Now, please don’t misunderstand me, because I am a big fan of the Movenbank concept, as I have written about in a blog post titled The Future Of Movenbank.
But, apparently, this what business in 2012 is like. To be named Innovator of the Year, you don’t actually have to have innovated anything. You simply have to announce that you plan to innovate.
So, I figured, why not get me some of that Innovation glory?
As for the second part of my business plan, I know I’m doing the right thing.
Have you heard? Revenue is dead. So 2005. [Please read @rags’ Please don’t embarrass us by having a business model for your startup – VCs on the Iterative Path blog]
The key to today’s emerging business model is to be seen as an “innovation” that has the potential to be “disruptive.”
If you can’t see the disruptive potential in Woyomi, then you’re an effing moron.
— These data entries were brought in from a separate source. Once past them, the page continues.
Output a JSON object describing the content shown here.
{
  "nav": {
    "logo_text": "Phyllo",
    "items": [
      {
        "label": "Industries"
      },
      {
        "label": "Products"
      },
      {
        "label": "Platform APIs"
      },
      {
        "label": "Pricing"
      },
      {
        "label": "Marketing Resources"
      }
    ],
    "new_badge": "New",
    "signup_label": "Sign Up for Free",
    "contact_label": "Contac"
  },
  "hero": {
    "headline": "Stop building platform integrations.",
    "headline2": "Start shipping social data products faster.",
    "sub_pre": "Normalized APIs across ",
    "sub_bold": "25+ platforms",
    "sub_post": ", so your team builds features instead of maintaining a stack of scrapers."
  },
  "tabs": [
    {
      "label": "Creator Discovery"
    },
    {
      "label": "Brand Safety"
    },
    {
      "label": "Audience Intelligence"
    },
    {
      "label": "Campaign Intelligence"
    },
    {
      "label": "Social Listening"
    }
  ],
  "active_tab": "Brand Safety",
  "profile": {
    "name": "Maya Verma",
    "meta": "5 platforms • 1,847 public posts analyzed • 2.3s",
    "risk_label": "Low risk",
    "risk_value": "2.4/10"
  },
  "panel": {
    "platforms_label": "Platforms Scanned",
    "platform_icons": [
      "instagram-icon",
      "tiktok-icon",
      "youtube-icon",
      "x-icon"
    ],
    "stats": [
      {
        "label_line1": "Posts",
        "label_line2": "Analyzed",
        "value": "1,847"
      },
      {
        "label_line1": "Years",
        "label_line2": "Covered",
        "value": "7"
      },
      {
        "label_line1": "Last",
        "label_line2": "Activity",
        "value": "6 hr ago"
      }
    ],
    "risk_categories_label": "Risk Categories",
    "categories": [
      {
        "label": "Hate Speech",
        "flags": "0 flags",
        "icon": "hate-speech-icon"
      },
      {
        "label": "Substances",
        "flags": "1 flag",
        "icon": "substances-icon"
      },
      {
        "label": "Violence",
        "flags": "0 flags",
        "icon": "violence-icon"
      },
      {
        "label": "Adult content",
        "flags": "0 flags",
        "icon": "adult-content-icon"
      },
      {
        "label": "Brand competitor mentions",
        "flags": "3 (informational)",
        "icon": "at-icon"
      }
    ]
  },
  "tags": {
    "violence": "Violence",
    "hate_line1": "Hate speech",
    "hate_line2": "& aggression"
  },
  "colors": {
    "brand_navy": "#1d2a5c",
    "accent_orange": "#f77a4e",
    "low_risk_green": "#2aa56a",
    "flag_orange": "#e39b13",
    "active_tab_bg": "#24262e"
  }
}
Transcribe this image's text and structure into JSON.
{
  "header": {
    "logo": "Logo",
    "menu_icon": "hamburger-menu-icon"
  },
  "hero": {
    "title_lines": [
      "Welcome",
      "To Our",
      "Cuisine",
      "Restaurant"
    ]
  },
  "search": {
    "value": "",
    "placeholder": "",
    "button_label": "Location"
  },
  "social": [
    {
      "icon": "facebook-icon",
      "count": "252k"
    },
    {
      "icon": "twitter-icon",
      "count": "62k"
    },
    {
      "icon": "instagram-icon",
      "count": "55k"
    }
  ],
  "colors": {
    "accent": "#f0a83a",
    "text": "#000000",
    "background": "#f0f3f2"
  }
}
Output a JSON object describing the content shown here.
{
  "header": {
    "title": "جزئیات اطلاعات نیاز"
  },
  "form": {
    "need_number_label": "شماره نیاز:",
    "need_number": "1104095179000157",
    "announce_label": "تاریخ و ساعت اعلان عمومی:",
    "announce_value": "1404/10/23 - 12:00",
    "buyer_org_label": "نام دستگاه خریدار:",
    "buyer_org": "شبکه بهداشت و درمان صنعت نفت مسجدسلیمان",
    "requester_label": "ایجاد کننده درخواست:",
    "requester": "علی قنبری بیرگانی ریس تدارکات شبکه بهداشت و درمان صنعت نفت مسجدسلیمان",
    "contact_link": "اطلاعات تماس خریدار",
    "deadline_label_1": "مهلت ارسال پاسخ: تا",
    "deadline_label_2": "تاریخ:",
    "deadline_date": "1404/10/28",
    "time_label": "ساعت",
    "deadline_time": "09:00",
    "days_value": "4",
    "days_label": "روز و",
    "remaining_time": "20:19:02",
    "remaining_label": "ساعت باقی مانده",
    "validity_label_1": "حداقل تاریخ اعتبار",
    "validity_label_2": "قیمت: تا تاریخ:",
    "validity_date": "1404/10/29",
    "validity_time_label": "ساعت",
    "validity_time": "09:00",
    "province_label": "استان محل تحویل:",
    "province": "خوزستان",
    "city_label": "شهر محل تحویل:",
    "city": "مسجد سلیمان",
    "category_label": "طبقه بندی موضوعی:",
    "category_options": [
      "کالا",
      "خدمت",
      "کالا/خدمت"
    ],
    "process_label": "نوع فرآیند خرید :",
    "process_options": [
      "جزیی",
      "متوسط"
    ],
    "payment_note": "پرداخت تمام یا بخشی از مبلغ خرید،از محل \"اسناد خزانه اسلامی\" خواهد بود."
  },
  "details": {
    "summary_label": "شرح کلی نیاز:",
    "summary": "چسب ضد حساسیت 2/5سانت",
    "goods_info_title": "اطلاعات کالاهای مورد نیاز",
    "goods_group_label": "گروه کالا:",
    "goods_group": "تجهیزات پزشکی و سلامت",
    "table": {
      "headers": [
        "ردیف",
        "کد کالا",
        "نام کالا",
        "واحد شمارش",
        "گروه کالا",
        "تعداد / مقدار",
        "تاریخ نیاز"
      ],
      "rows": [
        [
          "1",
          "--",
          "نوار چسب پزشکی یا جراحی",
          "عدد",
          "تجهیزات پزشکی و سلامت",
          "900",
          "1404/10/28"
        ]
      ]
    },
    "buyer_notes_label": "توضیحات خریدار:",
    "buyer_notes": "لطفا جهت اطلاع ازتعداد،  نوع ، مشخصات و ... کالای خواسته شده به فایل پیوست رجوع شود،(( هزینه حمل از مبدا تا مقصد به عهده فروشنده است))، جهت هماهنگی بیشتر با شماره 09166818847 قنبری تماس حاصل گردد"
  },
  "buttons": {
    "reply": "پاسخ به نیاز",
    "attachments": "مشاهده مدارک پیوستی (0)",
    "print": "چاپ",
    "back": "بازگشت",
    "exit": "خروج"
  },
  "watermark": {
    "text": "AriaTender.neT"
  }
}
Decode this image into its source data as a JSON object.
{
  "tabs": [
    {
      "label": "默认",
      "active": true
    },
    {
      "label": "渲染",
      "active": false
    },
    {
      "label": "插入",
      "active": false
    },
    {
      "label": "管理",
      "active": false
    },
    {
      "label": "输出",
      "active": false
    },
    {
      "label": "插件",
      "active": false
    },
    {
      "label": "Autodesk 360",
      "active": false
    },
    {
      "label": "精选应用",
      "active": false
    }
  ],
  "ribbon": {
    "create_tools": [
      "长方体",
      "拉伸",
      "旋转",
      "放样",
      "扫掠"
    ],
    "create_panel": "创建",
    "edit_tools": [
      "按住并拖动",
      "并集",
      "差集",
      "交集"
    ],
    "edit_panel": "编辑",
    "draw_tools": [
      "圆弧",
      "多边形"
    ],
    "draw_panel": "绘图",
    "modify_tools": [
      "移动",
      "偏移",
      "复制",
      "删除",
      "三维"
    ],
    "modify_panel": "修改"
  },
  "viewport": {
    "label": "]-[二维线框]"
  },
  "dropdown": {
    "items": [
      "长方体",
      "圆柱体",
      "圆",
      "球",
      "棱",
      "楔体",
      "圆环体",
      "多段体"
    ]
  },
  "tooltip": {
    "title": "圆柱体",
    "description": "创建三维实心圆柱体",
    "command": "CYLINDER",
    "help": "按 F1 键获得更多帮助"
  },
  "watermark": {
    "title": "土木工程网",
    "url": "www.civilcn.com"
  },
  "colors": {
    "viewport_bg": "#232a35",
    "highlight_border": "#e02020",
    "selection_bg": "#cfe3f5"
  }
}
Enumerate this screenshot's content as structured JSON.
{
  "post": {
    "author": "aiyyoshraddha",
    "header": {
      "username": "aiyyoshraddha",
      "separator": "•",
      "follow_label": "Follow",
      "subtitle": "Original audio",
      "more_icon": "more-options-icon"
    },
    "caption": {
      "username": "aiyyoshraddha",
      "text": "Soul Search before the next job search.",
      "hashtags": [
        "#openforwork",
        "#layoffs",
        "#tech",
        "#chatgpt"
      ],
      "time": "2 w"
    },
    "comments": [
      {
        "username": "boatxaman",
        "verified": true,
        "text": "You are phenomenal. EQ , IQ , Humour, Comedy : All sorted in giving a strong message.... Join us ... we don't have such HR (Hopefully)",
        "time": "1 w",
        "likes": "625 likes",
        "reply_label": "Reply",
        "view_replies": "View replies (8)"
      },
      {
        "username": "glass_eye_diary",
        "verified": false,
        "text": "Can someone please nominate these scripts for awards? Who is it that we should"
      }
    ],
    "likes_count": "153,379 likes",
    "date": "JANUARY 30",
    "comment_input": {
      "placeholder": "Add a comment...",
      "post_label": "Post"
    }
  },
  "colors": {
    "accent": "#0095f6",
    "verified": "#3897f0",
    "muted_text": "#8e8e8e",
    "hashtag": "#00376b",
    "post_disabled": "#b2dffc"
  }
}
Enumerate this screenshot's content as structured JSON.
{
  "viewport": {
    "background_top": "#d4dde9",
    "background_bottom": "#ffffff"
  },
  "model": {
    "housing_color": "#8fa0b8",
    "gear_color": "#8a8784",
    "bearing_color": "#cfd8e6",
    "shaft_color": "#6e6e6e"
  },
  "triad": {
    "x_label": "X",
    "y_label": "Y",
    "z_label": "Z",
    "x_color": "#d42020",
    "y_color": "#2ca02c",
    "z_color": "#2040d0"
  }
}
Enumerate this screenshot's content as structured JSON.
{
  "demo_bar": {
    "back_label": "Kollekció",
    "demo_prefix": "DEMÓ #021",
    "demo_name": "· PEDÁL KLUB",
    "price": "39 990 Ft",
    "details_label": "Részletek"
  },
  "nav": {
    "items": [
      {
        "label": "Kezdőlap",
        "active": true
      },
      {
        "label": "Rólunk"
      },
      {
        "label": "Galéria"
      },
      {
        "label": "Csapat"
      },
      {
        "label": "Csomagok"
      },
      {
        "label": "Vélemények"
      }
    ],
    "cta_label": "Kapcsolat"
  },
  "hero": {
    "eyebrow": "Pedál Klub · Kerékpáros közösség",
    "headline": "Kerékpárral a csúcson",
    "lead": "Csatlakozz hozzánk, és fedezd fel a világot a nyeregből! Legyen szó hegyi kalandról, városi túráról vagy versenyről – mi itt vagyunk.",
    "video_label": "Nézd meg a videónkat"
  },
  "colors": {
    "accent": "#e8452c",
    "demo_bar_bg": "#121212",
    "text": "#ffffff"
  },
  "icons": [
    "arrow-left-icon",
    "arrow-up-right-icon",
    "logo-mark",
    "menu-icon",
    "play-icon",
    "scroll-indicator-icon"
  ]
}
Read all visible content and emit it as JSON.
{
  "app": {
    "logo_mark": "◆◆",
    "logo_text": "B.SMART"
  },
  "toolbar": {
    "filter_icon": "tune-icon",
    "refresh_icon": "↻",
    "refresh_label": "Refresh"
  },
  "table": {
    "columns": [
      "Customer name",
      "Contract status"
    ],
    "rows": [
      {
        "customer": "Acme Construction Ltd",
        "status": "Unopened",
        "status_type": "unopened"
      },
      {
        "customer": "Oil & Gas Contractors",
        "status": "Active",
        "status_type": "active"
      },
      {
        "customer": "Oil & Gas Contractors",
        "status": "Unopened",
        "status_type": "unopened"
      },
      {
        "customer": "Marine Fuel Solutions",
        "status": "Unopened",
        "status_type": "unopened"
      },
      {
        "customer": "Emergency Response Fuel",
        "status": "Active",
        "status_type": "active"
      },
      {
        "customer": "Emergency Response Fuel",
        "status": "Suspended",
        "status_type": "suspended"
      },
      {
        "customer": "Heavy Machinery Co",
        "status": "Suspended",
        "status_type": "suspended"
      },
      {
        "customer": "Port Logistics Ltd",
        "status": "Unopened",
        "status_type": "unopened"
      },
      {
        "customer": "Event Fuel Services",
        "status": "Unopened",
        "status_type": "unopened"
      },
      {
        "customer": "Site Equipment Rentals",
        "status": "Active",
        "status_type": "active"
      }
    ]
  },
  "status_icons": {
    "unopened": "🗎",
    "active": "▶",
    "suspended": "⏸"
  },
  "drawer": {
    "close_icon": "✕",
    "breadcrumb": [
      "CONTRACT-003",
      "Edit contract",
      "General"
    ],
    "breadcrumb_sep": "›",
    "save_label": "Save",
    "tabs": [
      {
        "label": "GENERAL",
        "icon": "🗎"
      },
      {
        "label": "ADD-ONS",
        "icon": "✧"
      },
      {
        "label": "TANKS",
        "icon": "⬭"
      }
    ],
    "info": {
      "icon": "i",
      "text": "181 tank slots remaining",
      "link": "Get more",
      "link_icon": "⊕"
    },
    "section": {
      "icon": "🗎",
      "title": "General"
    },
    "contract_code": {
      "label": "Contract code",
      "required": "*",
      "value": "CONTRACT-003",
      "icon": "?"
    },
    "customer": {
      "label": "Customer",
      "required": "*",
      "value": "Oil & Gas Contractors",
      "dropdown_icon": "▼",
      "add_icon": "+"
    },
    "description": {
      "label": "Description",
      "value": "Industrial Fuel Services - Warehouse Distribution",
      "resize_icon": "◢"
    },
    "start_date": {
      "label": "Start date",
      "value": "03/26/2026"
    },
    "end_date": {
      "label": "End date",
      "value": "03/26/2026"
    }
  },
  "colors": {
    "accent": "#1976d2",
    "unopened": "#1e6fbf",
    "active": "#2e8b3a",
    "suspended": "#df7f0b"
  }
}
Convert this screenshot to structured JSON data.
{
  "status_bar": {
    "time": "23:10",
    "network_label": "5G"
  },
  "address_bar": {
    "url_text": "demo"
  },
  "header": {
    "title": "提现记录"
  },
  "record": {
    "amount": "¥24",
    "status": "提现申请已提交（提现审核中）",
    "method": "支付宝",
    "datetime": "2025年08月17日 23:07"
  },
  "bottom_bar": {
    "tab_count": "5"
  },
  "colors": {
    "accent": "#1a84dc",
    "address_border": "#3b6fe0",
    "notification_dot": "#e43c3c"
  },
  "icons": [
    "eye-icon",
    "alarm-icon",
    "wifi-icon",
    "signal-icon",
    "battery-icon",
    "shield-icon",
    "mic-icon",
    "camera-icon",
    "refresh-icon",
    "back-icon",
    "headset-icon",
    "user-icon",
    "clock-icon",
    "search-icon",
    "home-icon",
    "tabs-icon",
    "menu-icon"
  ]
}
But Apple CEO Tim Cook is no moron. I’m sure he sees the threat Woyomi poses to his business. So that’s why I’d like to make this public and formal offer to Tim Cook:
I will sell you Woyomi for 1 million.
Columbian pesos, that is. Based on the current exchange rate, that works out to about US$568. To make it easy for you, Mr. Cook, just send me an iPad 3, and Woyomi is yours.
But I’m keeping the Innovator of the Year awards.